SANTA CLARA, Calif. Two emerging players in the nascent market for silicon intellectual property (IP) will announce a cooperative effort today (March 22) to facilitate the trading of semiconductor cores.
The Virtual Component Exchange (VCX) and the Reusable Application-specific Intellectual Property Developers (Rapid) group will create joint task forces that aim to clear distribution, legal and business hurdles to sharing IP. However, one aspect of their efforts has raised questions from a competing database service for intellectual property.
VCX and Rapid plan to cooperate in three areas: the creation and use of an Internet-based IP identification and qualification system; business models for IP companies; and the creation of licensing models that provide benefits for both IP providers and systems companies that use IP. The lineup could also presage a plan through which Rapid members could become members of the VCX.
Further, the par tnership is likely to result in a merging of existing Rapid and VCX Web database efforts. That possibility has raised the specter of heightened competition with a rival database perceived to have a broader array of core listings created by Design & Reuse SA, in Grenoble, France. (CMP Media Inc., the publisher of EE Times, has a minority stake in Design & Reuse.)
"It may be that Rapid can keep their own front end but that we can use some of their legacy developments," said Andy Travers, chief executive officer of VCX (Livingston, Scotland). "We are talking to Synchronicity Inc. [Marlborough, Mass.] about building a seamless database structure that includes Rapid."
Rapid's database of members' cores was built with Synchronicity's help. The database is accessible online.
Gabriele Saucier, president of Design & Reuse, was critical of the VCX/Rapid alliance, saying her own company's Web-based database is more flexible than Rapid's and thus is a better candidate for VCX cooperation.
"D&R is today the market leader in IP cataloging and is building up efficient IP-exchange technology based on broad experience," she said. "D&R has put on the market an IP Catalog Builder characterized by flexible IP profiling and thus compatible, by definition, with any corporate rules, standard or application fields. The extension to IP Exchange technology is fully compatible with any CAD environment. Rapid has not demonstrated similar features."
Saucier was also critical of a Virtual Socket Interface Alliance working group that is pursuing standards for IP core data representations for use in online catalogs. "The VSIA IP exchange working group operates very poorly," she said. "Some individuals sit together and intend to put a VSIA stamp on the Rapid catalog."
VCX, established in October 1998 with the goal of streamlining IP core exchanges, now has the backing of a number of major systems, semiconductor and foundry operations.
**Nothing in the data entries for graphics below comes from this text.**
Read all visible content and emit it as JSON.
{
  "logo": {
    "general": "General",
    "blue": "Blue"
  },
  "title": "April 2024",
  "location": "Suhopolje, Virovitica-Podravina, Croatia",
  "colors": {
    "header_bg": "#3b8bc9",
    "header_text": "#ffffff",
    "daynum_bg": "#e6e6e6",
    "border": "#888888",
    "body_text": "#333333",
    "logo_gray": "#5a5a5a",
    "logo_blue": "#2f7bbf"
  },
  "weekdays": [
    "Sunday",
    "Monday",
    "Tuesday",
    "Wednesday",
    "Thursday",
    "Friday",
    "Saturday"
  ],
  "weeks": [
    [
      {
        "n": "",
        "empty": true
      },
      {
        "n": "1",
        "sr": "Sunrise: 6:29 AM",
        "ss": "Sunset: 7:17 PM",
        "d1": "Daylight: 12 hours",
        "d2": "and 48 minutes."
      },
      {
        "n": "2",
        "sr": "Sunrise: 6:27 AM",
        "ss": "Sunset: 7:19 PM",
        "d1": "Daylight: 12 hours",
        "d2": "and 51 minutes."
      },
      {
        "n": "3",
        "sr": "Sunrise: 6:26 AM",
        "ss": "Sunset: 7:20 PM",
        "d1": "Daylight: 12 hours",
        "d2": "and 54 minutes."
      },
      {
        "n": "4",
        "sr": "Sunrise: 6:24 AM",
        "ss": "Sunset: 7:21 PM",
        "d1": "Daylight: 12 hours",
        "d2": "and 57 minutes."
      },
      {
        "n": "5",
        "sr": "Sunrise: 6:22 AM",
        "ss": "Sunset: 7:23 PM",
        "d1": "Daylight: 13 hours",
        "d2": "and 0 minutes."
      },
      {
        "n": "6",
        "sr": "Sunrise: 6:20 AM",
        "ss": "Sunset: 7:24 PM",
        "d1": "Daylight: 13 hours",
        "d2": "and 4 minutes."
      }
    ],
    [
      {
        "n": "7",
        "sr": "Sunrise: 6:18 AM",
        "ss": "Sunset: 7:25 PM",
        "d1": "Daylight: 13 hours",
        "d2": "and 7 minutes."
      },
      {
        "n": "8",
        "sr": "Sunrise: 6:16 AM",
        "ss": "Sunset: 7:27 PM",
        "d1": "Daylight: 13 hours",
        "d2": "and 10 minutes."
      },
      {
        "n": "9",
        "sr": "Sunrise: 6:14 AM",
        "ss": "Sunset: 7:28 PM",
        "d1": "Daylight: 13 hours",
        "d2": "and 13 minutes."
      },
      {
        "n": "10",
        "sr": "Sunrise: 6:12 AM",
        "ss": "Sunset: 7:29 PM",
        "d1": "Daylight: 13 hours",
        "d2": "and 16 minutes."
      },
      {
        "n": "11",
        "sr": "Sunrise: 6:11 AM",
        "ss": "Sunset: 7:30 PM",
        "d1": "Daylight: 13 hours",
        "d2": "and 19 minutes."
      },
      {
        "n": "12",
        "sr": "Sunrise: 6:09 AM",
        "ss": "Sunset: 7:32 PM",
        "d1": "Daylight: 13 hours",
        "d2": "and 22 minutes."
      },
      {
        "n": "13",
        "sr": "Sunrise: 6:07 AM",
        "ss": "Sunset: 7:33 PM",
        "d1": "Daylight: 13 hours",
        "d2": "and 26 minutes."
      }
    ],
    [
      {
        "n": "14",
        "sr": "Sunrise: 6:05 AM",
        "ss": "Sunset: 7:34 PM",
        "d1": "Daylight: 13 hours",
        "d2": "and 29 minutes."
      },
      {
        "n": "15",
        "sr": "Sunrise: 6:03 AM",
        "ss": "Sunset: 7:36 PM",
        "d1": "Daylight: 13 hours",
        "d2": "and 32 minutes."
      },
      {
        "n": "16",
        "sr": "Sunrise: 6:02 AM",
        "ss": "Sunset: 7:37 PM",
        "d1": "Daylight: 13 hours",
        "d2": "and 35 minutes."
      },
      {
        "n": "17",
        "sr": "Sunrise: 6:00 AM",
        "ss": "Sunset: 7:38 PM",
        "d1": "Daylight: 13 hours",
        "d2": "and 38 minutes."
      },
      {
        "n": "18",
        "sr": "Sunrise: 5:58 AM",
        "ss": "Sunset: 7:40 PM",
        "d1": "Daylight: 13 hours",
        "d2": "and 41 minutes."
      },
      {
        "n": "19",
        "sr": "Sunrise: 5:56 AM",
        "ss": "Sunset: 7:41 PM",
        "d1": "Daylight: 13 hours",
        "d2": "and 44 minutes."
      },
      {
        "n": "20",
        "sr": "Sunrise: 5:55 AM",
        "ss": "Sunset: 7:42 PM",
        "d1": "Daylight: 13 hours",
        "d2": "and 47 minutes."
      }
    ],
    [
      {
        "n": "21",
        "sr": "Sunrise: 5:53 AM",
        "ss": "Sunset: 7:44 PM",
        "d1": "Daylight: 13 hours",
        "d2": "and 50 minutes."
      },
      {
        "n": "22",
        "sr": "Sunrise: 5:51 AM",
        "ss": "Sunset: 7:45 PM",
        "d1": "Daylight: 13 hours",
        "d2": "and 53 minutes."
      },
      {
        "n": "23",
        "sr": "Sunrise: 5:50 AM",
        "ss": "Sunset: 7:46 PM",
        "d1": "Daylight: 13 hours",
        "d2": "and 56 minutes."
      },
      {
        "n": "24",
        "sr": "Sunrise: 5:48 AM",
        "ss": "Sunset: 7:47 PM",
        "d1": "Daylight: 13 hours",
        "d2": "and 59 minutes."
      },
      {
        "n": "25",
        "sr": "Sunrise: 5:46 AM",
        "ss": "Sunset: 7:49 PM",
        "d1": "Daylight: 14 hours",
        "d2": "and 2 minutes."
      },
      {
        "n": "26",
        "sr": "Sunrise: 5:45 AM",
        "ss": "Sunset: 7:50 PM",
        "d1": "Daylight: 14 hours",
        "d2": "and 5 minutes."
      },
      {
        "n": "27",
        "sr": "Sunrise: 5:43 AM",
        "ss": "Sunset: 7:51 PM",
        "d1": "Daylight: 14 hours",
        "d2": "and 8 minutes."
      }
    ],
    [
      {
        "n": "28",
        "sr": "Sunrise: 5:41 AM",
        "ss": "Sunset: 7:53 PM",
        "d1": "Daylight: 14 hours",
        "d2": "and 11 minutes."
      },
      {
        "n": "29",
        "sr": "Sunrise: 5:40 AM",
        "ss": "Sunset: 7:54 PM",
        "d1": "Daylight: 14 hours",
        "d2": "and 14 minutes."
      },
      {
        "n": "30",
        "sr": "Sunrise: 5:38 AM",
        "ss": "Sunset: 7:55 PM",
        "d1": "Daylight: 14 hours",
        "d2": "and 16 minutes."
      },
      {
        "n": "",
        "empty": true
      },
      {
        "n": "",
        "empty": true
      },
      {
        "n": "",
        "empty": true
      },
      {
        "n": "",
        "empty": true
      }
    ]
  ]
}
It has set up development wo rking groups to create a Web-based database and information-delivery system. The system would operate in parallel with a set of layered and modular standard contracts that VCX would encourage members to use when negotiating the transfer of IP cores.
"The goal of the VCX is to create a safe, efficient marketplace for IP, thereby reducing time-to-market for new products and reducing overall costs," said Travers. "By working closely with Rapid, we have access to some of the best thinking on business and legal issues. The result will be a faster launch of useful and commercially beneficial services to VCX members."
Rapid was created in June 1996 to represent the interests of IP developers. "The task forces are an extension of the VCX development working groups," Travers said. "VCX and Rapid are still independent organizations, so we have to conduct joint work inside separate task forces."
The agreement is likely to promote Rapid members' use of standard nondisclosure agreements and a modular contract system under development at VCX. As to whether Rapid could recruit members for VCX, or whether Rapid membership could serve as a route into VCX, Travers said, "We are talking about that, but we have to preserve the value for the members we already have."
Mark-Eric Jones, Rapid's chairman and vice president and general manager of intellectual property at Mosys Inc. (Sunnyvale, Calif.), said the closer relationship between the groups will let Rapid focus on providing information and programs that directly address the needs of its member companies.
"Rapid began addressing such broad challenges as IP business models and licensing to fill a gap in the industry," said Jones. "Now that the VCX is building an infrastructure to deal with those issues, Rapid can most effectively meet the challenges by combining its efforts with those of VCX. This joint effort will accelerate both organizations' reaching their defined goals."
No schedules were given for the task-force projects. Earlier this year, VCX said that work on database formats, contract templates and the specification for a secure IT platform for service delivery would go through in the second quarter. Beta versions of VCX systems are expected to be running by the second half.
Travers added that VCX version 1.0 is due to be released to members by late in the second quarter and that it will outline a repository and core listing system linked to data access and signoff procedures, information on business models and contracts, and minimum standards of virtual component information.
"We're combining the best from both organizations to provide solutions to mutual challenges," said James Doherty, chief executive officer of Integrated Silicon Systems (Belfast, Northern Ireland) and a member of both the Rapid board and the VCX steering working group.